Troolon,
I would like to know which physicists agree with your ideas. I doubt any would say the earth could be any shape, or that changing coordinate systems changes shapes yet they are still equivalent, or that measurement varies.
You do not understand the concept of coordinate systems. I can't fix this, because 1. no time to take you through geometry, trig, solid geometry, and linear equations, and 2. you don't want to know a truth that would invalidate your theories. I don't know who the experts were, or what you said to them, what they said back yo you, or that you correctly understood their answer, but your ideas on coordinates, measurement, and physics are not true. This is fine on TFES, but try to take these ideas to the real world of physics and math, real experts, and they will say the same as I and others on this thread. If you convince them your ideas are true, you will be hailed as the greatest mathematician/physicist of all time. You are wrong, because you have to be to allow FE, which is why we know the earth is round.
You are doing the equivalent of looking at a funhouse mirror and seeing your legs looking a foot long and deciding you just don't know how long your legs are, any mirror could be right. Graph a ruler on cartessian, then logarithmic. The graph on cartessin will be isometric, linear, a multiple of the straight line. The graph on some coordinate system might be curved, but the ruler is still straight. It is not "could be any shape, no one knows". Please enroll in geometry class.
Gps satellites work by broadcasting a timestamp on each transmission. Your gps device has a table of where the satellite is and a very accurate clock. Subtracting the timestamp in the transmission from the time in the device gives the elapsed time, multiply by speed of light, and you get distance from a known location. This is a sphere around the satellite. Do this with four satellites, and you can calculate 4 spheres, which will intersect at only one point.
This depends on radio waves going straight and the speed of light being constant. If this is true Under your theories, we can't be sure of either. gps would be impossible. Yet it works amazingly well.
Do radio waves travel straight and is the speed of light constant? If not, how does gps work?
If I buy a lidar measuring gadget at Home Depot and take it to Australia, will it still work correctly? I think it will.

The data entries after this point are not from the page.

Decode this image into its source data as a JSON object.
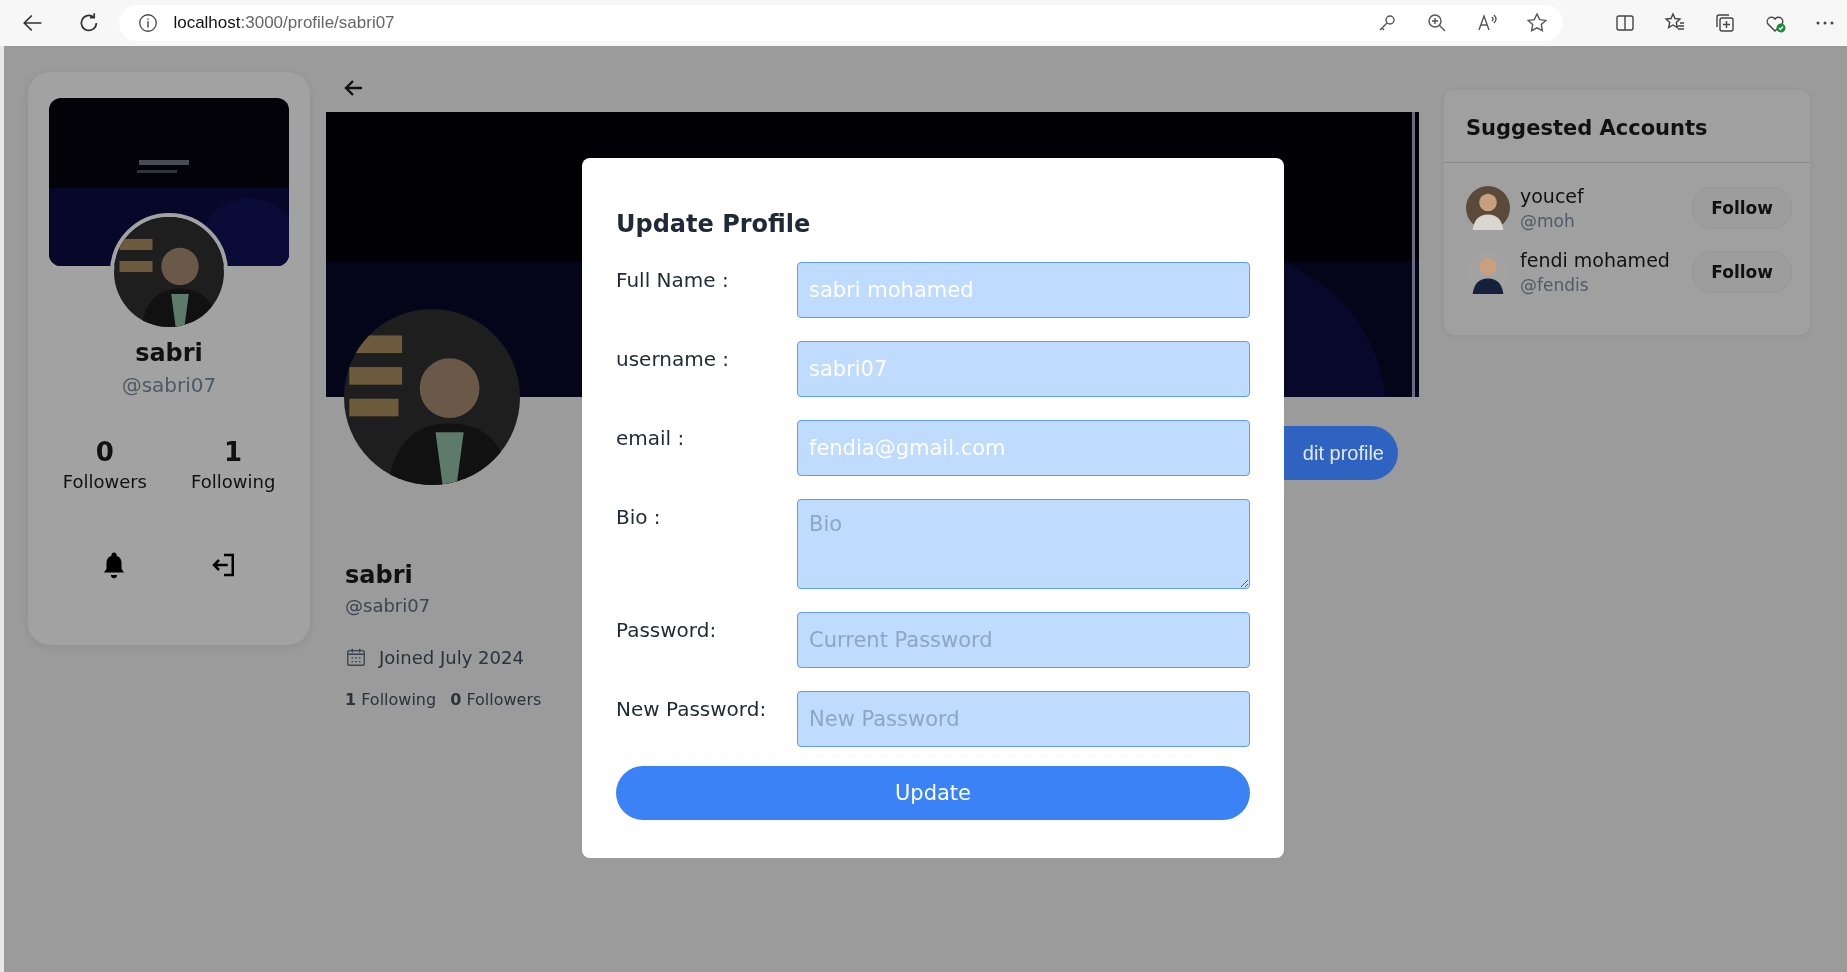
{
  "browser": {
    "url": "localhost:3000/profile/sabri07"
  },
  "sidebar": {
    "name": "sabri",
    "handle": "@sabri07",
    "stats": [
      {
        "value": "0",
        "label": "Followers"
      },
      {
        "value": "1",
        "label": "Following"
      }
    ]
  },
  "profile": {
    "name": "sabri",
    "handle": "@sabri07",
    "joined": "Joined July 2024",
    "counts": [
      "**1** Following",
      "**0** Followers"
    ],
    "edit_button": "dit profile"
  },
  "suggested": {
    "title": "Suggested Accounts",
    "accounts": [
      {
        "name": "youcef",
        "handle": "@moh",
        "button": "Follow"
      },
      {
        "name": "fendi mohamed",
        "handle": "@fendis",
        "button": "Follow"
      }
    ]
  },
  "modal": {
    "title": "Update Profile",
    "fields": [
      {
        "label": "Full Name :",
        "kind": "input",
        "value": "sabri mohamed"
      },
      {
        "label": "username :",
        "kind": "input",
        "value": "sabri07"
      },
      {
        "label": "email :",
        "kind": "input",
        "value": "fendia@gmail.com"
      },
      {
        "label": "Bio :",
        "kind": "textarea",
        "placeholder": "Bio"
      },
      {
        "label": "Password:",
        "kind": "input",
        "placeholder": "Current Password"
      },
      {
        "label": "New Password:",
        "kind": "input",
        "placeholder": "New Password"
      }
    ],
    "submit": "Update"
  }
}
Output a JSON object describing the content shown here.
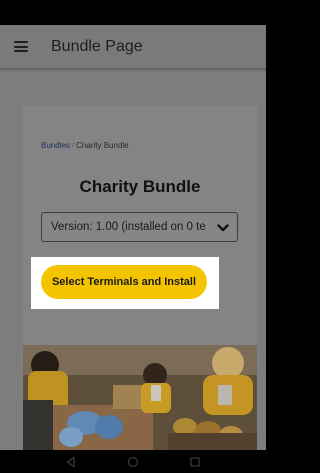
{
  "app_bar": {
    "title": "Bundle Page",
    "menu_icon": "hamburger-menu-icon"
  },
  "breadcrumb": {
    "link": "Bundles",
    "separator": "/",
    "current": "Charity Bundle"
  },
  "bundle": {
    "title": "Charity Bundle",
    "version_select_value": "Version: 1.00 (installed on 0 te"
  },
  "install_button": {
    "label": "Select Terminals and Install"
  },
  "nav_bar": {
    "icons": [
      "back-triangle-icon",
      "home-circle-icon",
      "recents-square-icon"
    ]
  },
  "colors": {
    "accent": "#f5c400",
    "link": "#1f2e57",
    "overlay": "#7d7d7d"
  }
}
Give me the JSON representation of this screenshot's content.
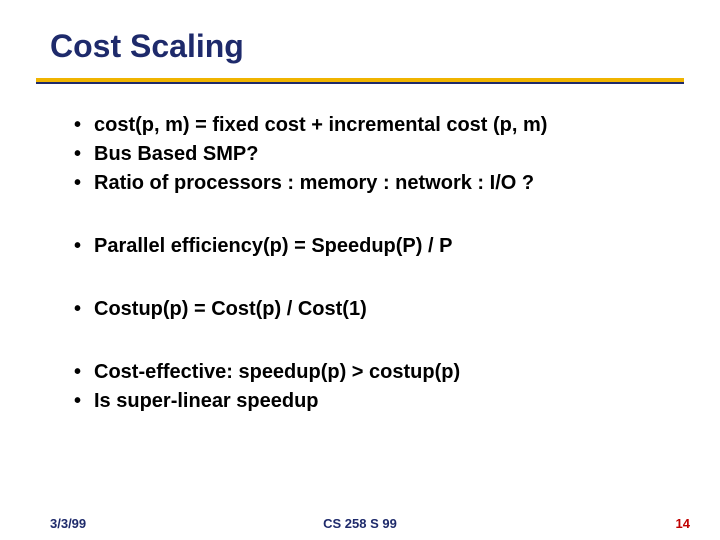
{
  "title": "Cost Scaling",
  "bullets": {
    "g1": [
      "cost(p, m) = fixed cost + incremental cost (p, m)",
      "Bus Based SMP?",
      "Ratio of processors : memory : network : I/O ?"
    ],
    "g2": [
      "Parallel efficiency(p) = Speedup(P) / P"
    ],
    "g3": [
      "Costup(p) = Cost(p) / Cost(1)"
    ],
    "g4": [
      "Cost-effective: speedup(p) > costup(p)",
      "Is super-linear speedup"
    ]
  },
  "footer": {
    "date": "3/3/99",
    "course": "CS 258 S 99",
    "page": "14"
  }
}
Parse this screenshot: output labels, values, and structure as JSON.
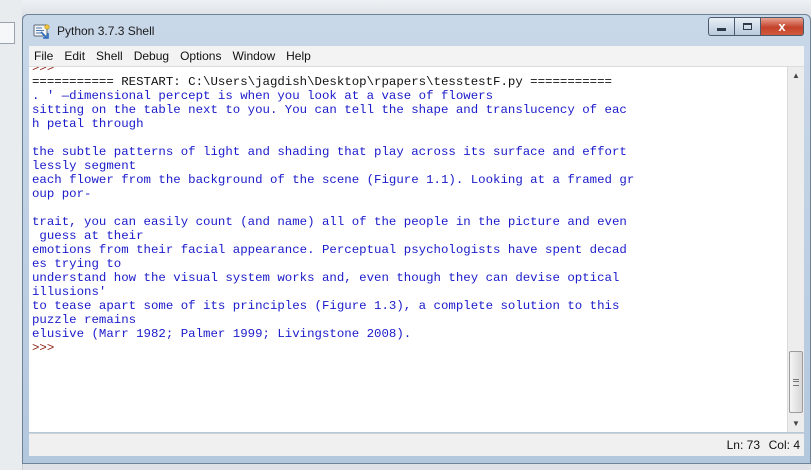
{
  "window": {
    "title": "Python 3.7.3 Shell",
    "controls": {
      "close": "x"
    }
  },
  "menu": [
    "File",
    "Edit",
    "Shell",
    "Debug",
    "Options",
    "Window",
    "Help"
  ],
  "shell": {
    "top_prompt": ">>>",
    "restart_line": "=========== RESTART: C:\\Users\\jagdish\\Desktop\\rpapers\\tesstestF.py ===========",
    "lines": [
      ". ' —dimensional percept is when you look at a vase of flowers",
      "sitting on the table next to you. You can tell the shape and translucency of eac",
      "h petal through",
      "",
      "the subtle patterns of light and shading that play across its surface and effort",
      "lessly segment",
      "each flower from the background of the scene (Figure 1.1). Looking at a framed gr",
      "oup por-",
      "",
      "trait, you can easily count (and name) all of the people in the picture and even",
      " guess at their",
      "emotions from their facial appearance. Perceptual psychologists have spent decad",
      "es trying to",
      "understand how the visual system works and, even though they can devise optical",
      "illusions'",
      "to tease apart some of its principles (Figure 1.3), a complete solution to this",
      "puzzle remains",
      "elusive (Marr 1982; Palmer 1999; Livingstone 2008)."
    ],
    "bottom_prompt": ">>>"
  },
  "status": {
    "ln": "Ln: 73",
    "col": "Col: 4"
  },
  "colors": {
    "output_text": "#1a1acb",
    "prompt": "#8b1e12",
    "close_button": "#c4422b"
  }
}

Bear in mind that you can buy a usb gps receiver and download open source gps software. You can examine the algorithms and look at raw data. There are web sites where you can look at the current locations of gps satellites and see their transmissions. If you know where satellite is and you can map the locations on the surface of the earth, the result will be a sphere.
The question boils down to: Australia too big on FE, just right on RE. Is the earth round, or is measurement impossible or somehow variable in ways that no one noticed, detectable only by the observing that straight light doesn't work on FE and completely unexplained?
Do you acknowledge that gps and lkidar devices work and match RE theory, while FE is not consistent with observed results without "fudge factors", as the FAQ says, "unknown forces with unknown equations"?
Where is Sigma Octantus?
a. no one knows
b it is everywhere (southern hemisphere) and nowhere (northern hemisphere)?
c
?
d. 204 light years in the direction of the south pole of round earth
Still waiting for your graphics to show sunset in Denver and how Salt Lake City sees daylight over the entire dome while St Louis sees night sky over the entire dome. Please show how someone at night looks up and see stars over the entire dome, including where the sun is. See right through the sun to the stars (beyond?) without seeing the light of the sun. Can you make a model that shows where sun and stars are, but from the point of view of someone on the surface?
Like this:
https://stellarium-web.org/But show how everything works when you move around the simulation on the surface. There's your homework. Explain gps with variable light speed and curved rays, and incorporate day/night sky as seen from the surface into your model.